Department of Power and Water
This DTLA building was erected in 1963, before drought and energy efficiency concerns made the concept problematic—why not have a huge public structure surrounded by a moat and fountains and kept blazingly lit all hours of the day wasting the very resources the department is meant to control? But hey, those fountains are baller.
The Bonaventure Hotel
This fully mirrored, 35-story-tall DTLA extravaganza has 1,354 guest rooms. But it’s pretty much overlooked in the rush toward today’s boutique hotels and luxury high-rises. Pity, because this 1970s hotel was designed as a utopian city-within-a-city and has odd, retro features like an indoor running track and a rotating cocktail lounge.
Beverly Hills High School tower
Another day, another controversial LAUSD tower.
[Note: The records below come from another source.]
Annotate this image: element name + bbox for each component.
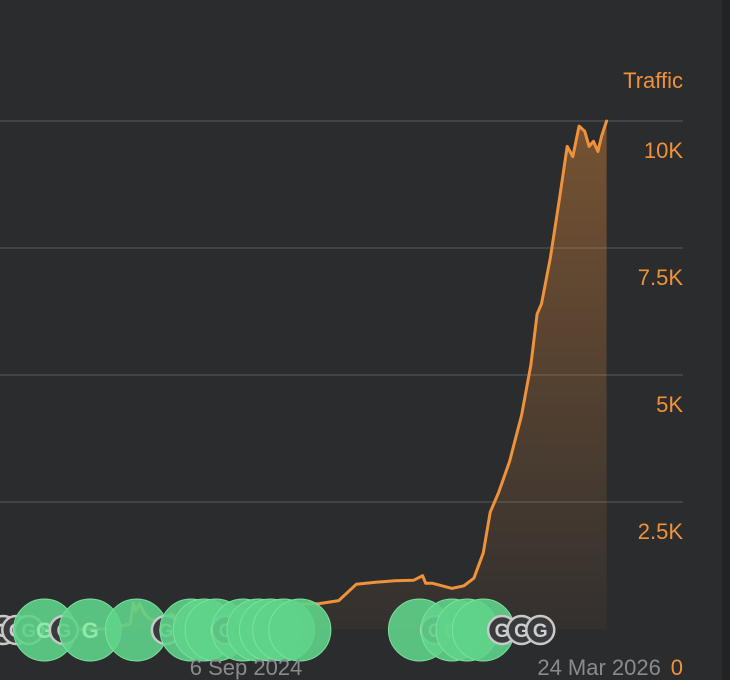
event-marker-label: G [82,618,99,643]
x-tick-label: 6 Sep 2024 [190,655,303,680]
event-marker-green [268,598,332,662]
event-marker-label: G [533,621,548,642]
y-axis-title: Traffic [623,68,683,93]
event-marker-label: G [495,621,510,642]
x-tick-label: 24 Mar 2026 [537,655,661,680]
series-area [0,121,607,629]
event-marker-label: G [514,621,529,642]
y-tick-label: 0 [671,655,683,680]
y-tick-label: 7.5K [638,265,684,290]
event-marker-label: G [36,618,53,643]
right-edge-strip [722,0,730,680]
y-tick-label: 5K [656,392,683,417]
y-tick-label: 10K [644,138,683,163]
event-marker-gray [525,614,556,646]
y-tick-label: 2.5K [638,519,684,544]
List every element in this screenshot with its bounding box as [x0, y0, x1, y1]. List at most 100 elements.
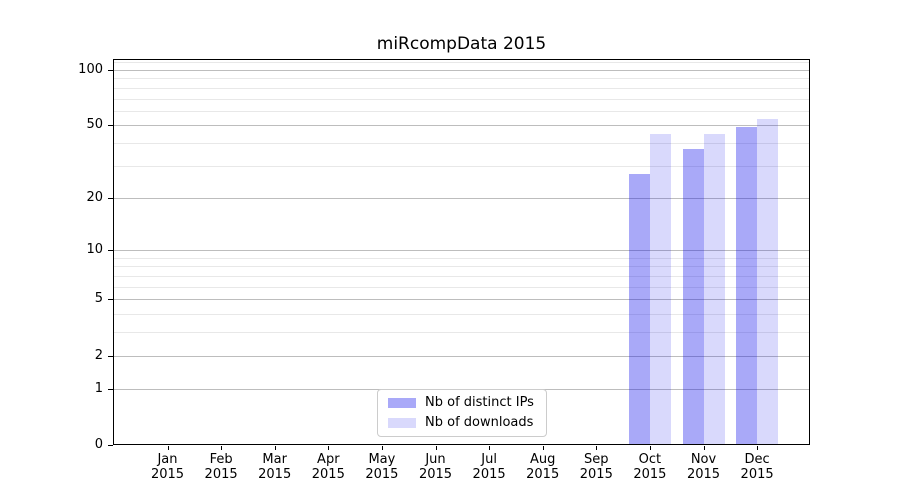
x-tick-mark: [596, 446, 598, 450]
x-tick-label: Sep 2015: [564, 452, 628, 482]
x-tick-mark: [703, 446, 705, 450]
x-tick-label-month: Nov: [690, 452, 717, 467]
x-tick-label-year: 2015: [472, 467, 506, 482]
y-tick-mark: [108, 125, 113, 127]
x-tick-label-month: Jun: [425, 452, 446, 467]
x-tick-label-month: Jan: [157, 452, 178, 467]
gridline-minor: [113, 314, 810, 316]
x-tick-label: Aug 2015: [511, 452, 575, 482]
gridline-major: [113, 355, 810, 357]
y-tick-label: 1: [94, 380, 103, 396]
gridline-minor: [113, 78, 810, 80]
y-tick-label: 20: [86, 189, 103, 205]
y-tick-label: 0: [94, 437, 103, 452]
x-tick-mark: [435, 446, 437, 450]
x-tick-mark: [542, 446, 544, 450]
x-tick-label-year: 2015: [258, 467, 292, 482]
y-tick-mark: [108, 445, 113, 446]
x-tick-label: Jan 2015: [136, 452, 200, 482]
gridline-minor: [113, 62, 810, 64]
legend-entry-downloads: Nb of downloads: [388, 415, 536, 431]
y-tick-mark: [108, 355, 113, 357]
y-tick-label: 50: [86, 117, 103, 133]
gridline-minor: [113, 286, 810, 288]
x-tick-label-year: 2015: [204, 467, 238, 482]
bar-distinct-ips-nov: [682, 149, 704, 445]
gridline-minor: [113, 332, 810, 334]
legend-label-downloads: Nb of downloads: [425, 414, 534, 430]
legend-swatch-downloads-icon: [388, 417, 416, 428]
y-tick-mark: [108, 69, 113, 71]
x-tick-label-month: Jul: [481, 452, 497, 467]
legend-box: Nb of distinct IPs Nb of downloads: [377, 389, 547, 437]
gridline-major: [113, 250, 810, 252]
legend-entry-distinct-ips: Nb of distinct IPs: [388, 395, 536, 411]
gridline-minor: [113, 165, 810, 167]
gridline-minor: [113, 87, 810, 89]
x-tick-label-year: 2015: [418, 467, 453, 482]
x-tick-label: Oct 2015: [618, 452, 682, 482]
gridline-major: [113, 125, 810, 127]
y-tick-label: 2: [94, 347, 103, 363]
x-tick-mark: [221, 446, 223, 450]
x-tick-mark: [489, 446, 491, 450]
x-tick-label-year: 2015: [526, 467, 560, 482]
x-tick-label: Jul 2015: [457, 452, 521, 482]
gridline-major: [113, 299, 810, 301]
y-tick-label: 5: [94, 291, 103, 307]
y-tick-label: 100: [78, 61, 103, 77]
plot-area: Nb of distinct IPs Nb of downloads: [113, 59, 810, 445]
x-tick-label: Feb 2015: [189, 452, 253, 482]
gridline-minor: [113, 98, 810, 100]
x-tick-label-year: 2015: [150, 467, 185, 482]
bars-layer: [113, 59, 810, 445]
x-tick-label: Nov 2015: [672, 452, 736, 482]
bar-downloads-nov: [703, 133, 725, 445]
bar-distinct-ips-dec: [736, 127, 758, 445]
gridline-major: [113, 69, 810, 71]
gridline-minor: [113, 143, 810, 145]
x-tick-mark: [167, 446, 169, 450]
gridline-minor: [113, 110, 810, 112]
x-tick-label-month: Sep: [584, 452, 609, 467]
x-tick-label-month: Feb: [209, 452, 233, 467]
chart-title: miRcompData 2015: [376, 34, 547, 54]
x-tick-label-year: 2015: [740, 467, 774, 482]
legend-label-distinct-ips: Nb of distinct IPs: [425, 395, 534, 411]
legend-swatch-distinct-ips-icon: [388, 398, 416, 409]
x-tick-label-year: 2015: [365, 467, 399, 482]
x-tick-label-month: May: [368, 452, 396, 467]
x-tick-label: Mar 2015: [243, 452, 307, 482]
bar-downloads-oct: [649, 133, 671, 445]
x-tick-label-year: 2015: [311, 467, 345, 482]
gridline-minor: [113, 276, 810, 278]
y-tick-mark: [108, 197, 113, 199]
y-tick-label: 10: [86, 242, 103, 258]
bar-distinct-ips-oct: [628, 174, 650, 445]
y-tick-mark: [108, 299, 113, 301]
x-tick-label-year: 2015: [633, 467, 667, 482]
x-tick-mark: [274, 446, 276, 450]
x-tick-label-year: 2015: [686, 467, 721, 482]
x-tick-label-month: Mar: [262, 452, 287, 467]
x-tick-label-year: 2015: [579, 467, 613, 482]
gridline-minor: [113, 257, 810, 259]
x-tick-label: Apr 2015: [296, 452, 360, 482]
gridline-minor: [113, 266, 810, 268]
x-tick-label: Dec 2015: [725, 452, 789, 482]
y-tick-mark: [108, 250, 113, 252]
gridline-major: [113, 197, 810, 199]
bar-downloads-dec: [757, 119, 779, 445]
y-tick-mark: [108, 388, 113, 390]
x-tick-mark: [381, 446, 383, 450]
x-tick-label-month: Dec: [744, 452, 770, 467]
x-tick-label-month: Oct: [638, 452, 662, 467]
x-tick-label-month: Apr: [317, 452, 340, 467]
x-tick-mark: [649, 446, 651, 450]
x-tick-mark: [328, 446, 330, 450]
x-tick-mark: [757, 446, 759, 450]
x-tick-label: May 2015: [350, 452, 414, 482]
x-tick-label-month: Aug: [529, 452, 556, 467]
x-tick-label: Jun 2015: [404, 452, 468, 482]
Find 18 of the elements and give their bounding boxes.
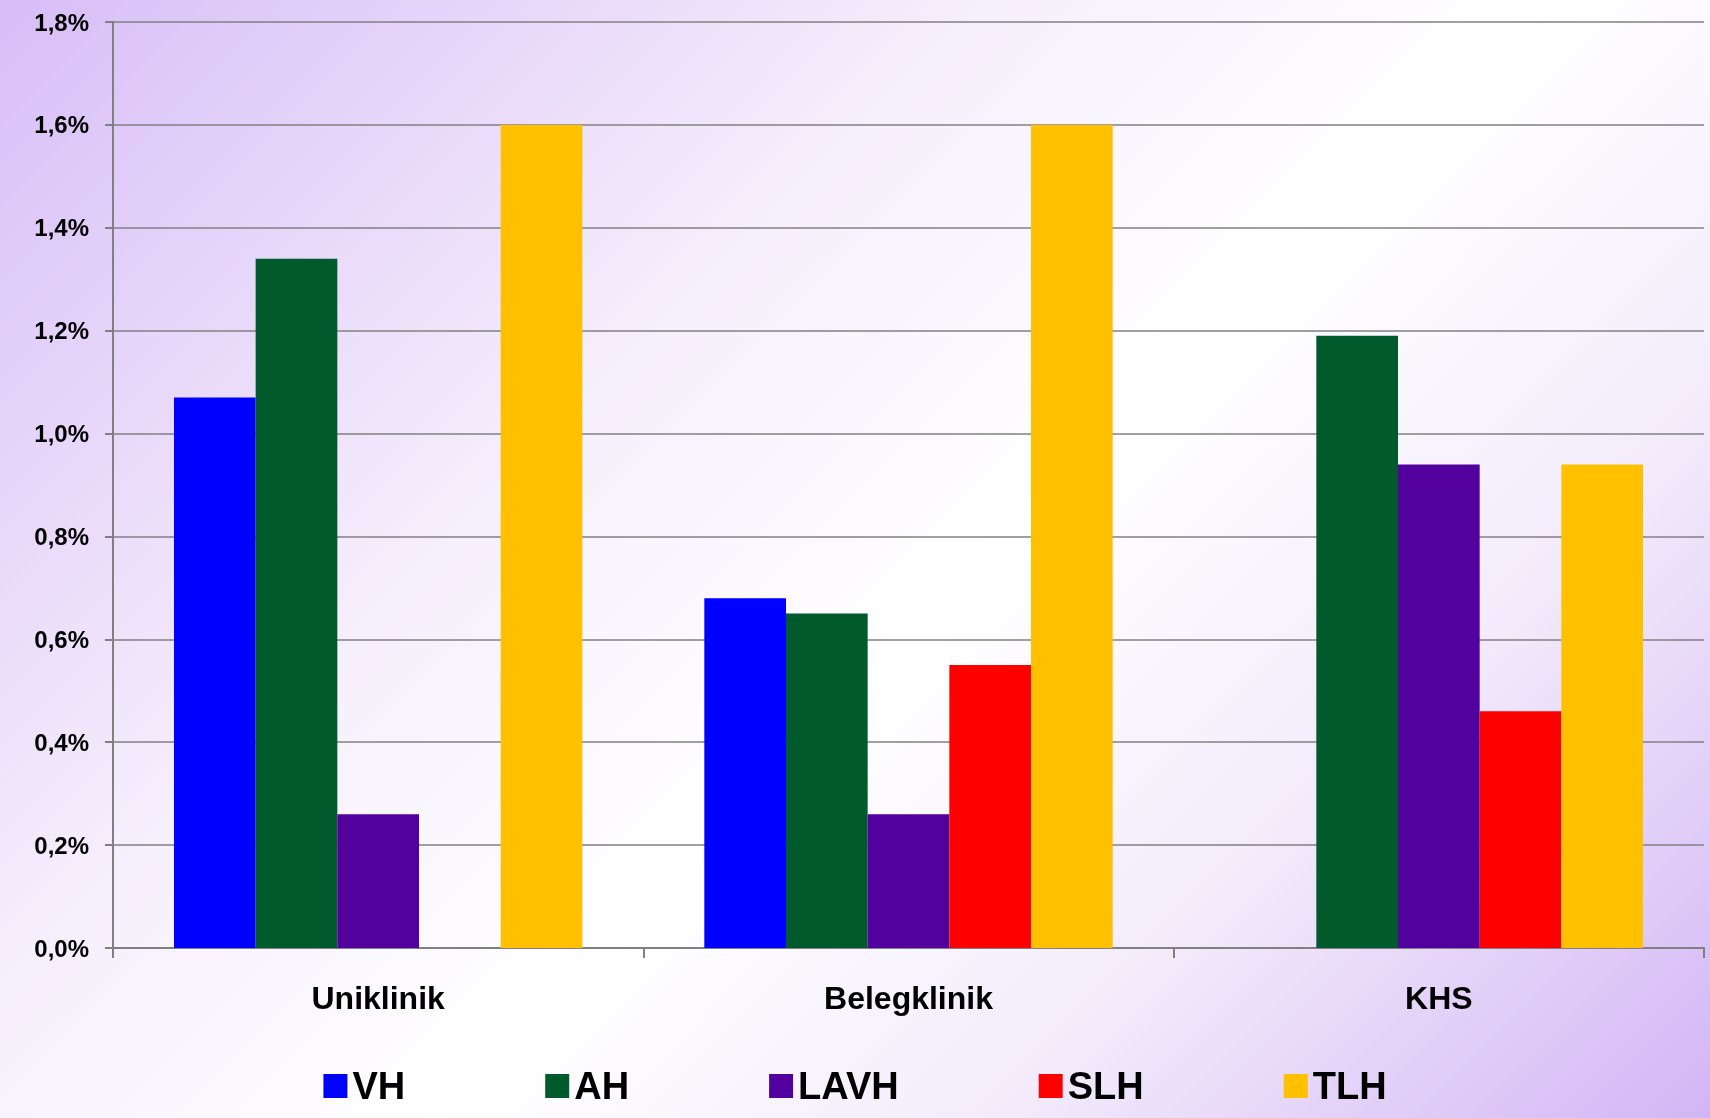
y-tick-label: 0,0%: [34, 934, 89, 962]
y-tick-label: 0,6%: [34, 625, 89, 653]
x-tick-label: Uniklinik: [311, 980, 446, 1016]
y-tick-label: 1,8%: [34, 8, 89, 36]
legend-label: AH: [574, 1065, 630, 1107]
y-tick-label: 1,0%: [34, 420, 89, 448]
y-tick-label: 1,4%: [34, 214, 89, 242]
y-tick-label: 0,2%: [34, 831, 89, 859]
x-tick-label: KHS: [1405, 980, 1473, 1016]
legend-label: SLH: [1067, 1065, 1144, 1107]
y-tick-label: 0,4%: [34, 728, 89, 756]
legend-label: TLH: [1312, 1065, 1387, 1107]
y-tick-label: 0,8%: [34, 522, 89, 550]
legend-label: LAVH: [798, 1065, 899, 1107]
y-tick-label: 1,6%: [34, 111, 89, 139]
y-tick-label: 1,2%: [34, 317, 89, 345]
x-tick-label: Belegklinik: [824, 980, 994, 1016]
legend-label: VH: [352, 1065, 406, 1107]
You’ve noticed this one driving through Beverly Hills and mused, What’s hidden under that big flowered thing? Answer: An operating oil well. One that earned the school hundreds of thousands of dollars. In 2001, it was covered with a flowered scrim made by terminally ill children who painted on vinyl and christened “The Tower of Hope.” Then Erin Brockovich (NOTE: file under “you can’t make this stuff up”) filed a suit claiming it was a health hazard, at which time it was nicknamed the “Tower of Hope You Don’t Get Cancer.” The drilling has stopped, and a cleanup’s been ordered. But its duality makes it so iconically Los Angeles.